On another ‘appointment’ where he kills and is killed, once Celine drags his body back into the car, he’s alive again and ready to start all over again.  And he does for the rest of the day and night.
Why he does all these things and who is arranging all the meticulous details of the plans is a total mystery (to me) and by the end of the 115 minutes I’d given up trying to work it out and just enjoyed the total weirdness of it all.  Manohla Dhargis in the ‘NY Times’ summed it up beautifully with ‘it’s not about the destination, but its about the dizzying ride’.  And dizzy, it certainly is.

And suddenly towards the latter end Kylie Minogue pops up as another operative who does ‘appointments’ too. She and M. Oscar had a ‘thing’ together some 20 years ago, and because this is a French Movie she sings a sappy song about it before killing her character (or herself?) whilst M. Oscar is driven to his ‘home’ for the night where he is met by his ‘wife’ and ‘child’ who are both apes. Literally.

In Denis Lavant, M. Carax found himself the most perfect chameleon of an actor who transformed himself so fantastically for the whole journey.

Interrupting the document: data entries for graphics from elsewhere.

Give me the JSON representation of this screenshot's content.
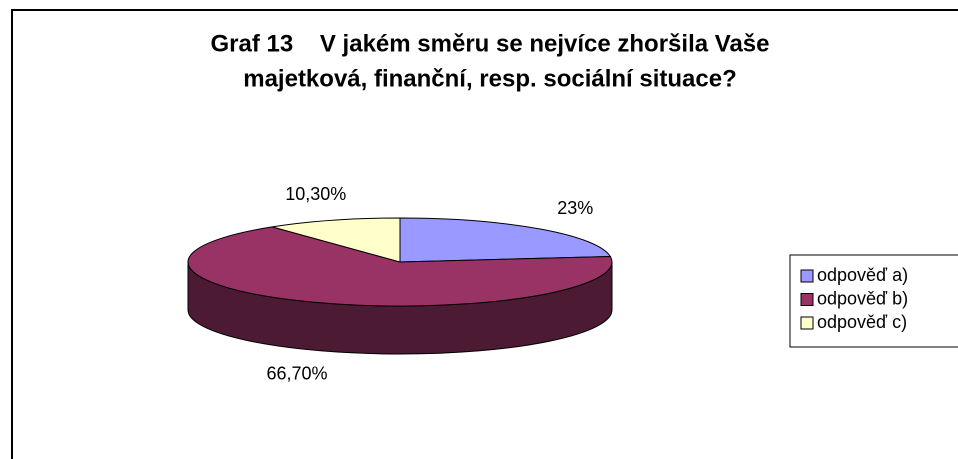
{
  "chart_data": {
    "type": "pie",
    "title": [
      "Graf 13    V jakém směru se nejvíce zhoršila Vaše",
      "majetková, finanční, resp. sociální situace?"
    ],
    "categories": [
      "odpověď a)",
      "odpověď b)",
      "odpověď c)"
    ],
    "values": [
      23,
      66.7,
      10.3
    ],
    "value_labels": [
      "23%",
      "66,70%",
      "10,30%"
    ],
    "colors": [
      "#9999ff",
      "#993366",
      "#ffffcc"
    ],
    "legend": "right"
  }
}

Since the movie was premiered at Cannes Film Festival reaction has being either of sheer horror or joy … everyone has very strong views on this one.  It is the work of a total genius filmmaker who is obviously totally barking mad.  But that’s not such a bad thing when it results in such an glorious anarchic piece of magical nonsense that is so far out there you feel all the same effects as if you had taken some hallucinatory drugs 
This is unquestionably the most bizarre film I have seen this year ( maybe for several years?).  If you share my taste in totally weird movies, then go see this extraordinary one.  It will thrill you and antagonize you, but do not take any recreational drugs before you watch it, as the combination could be far too serious to even contemplate.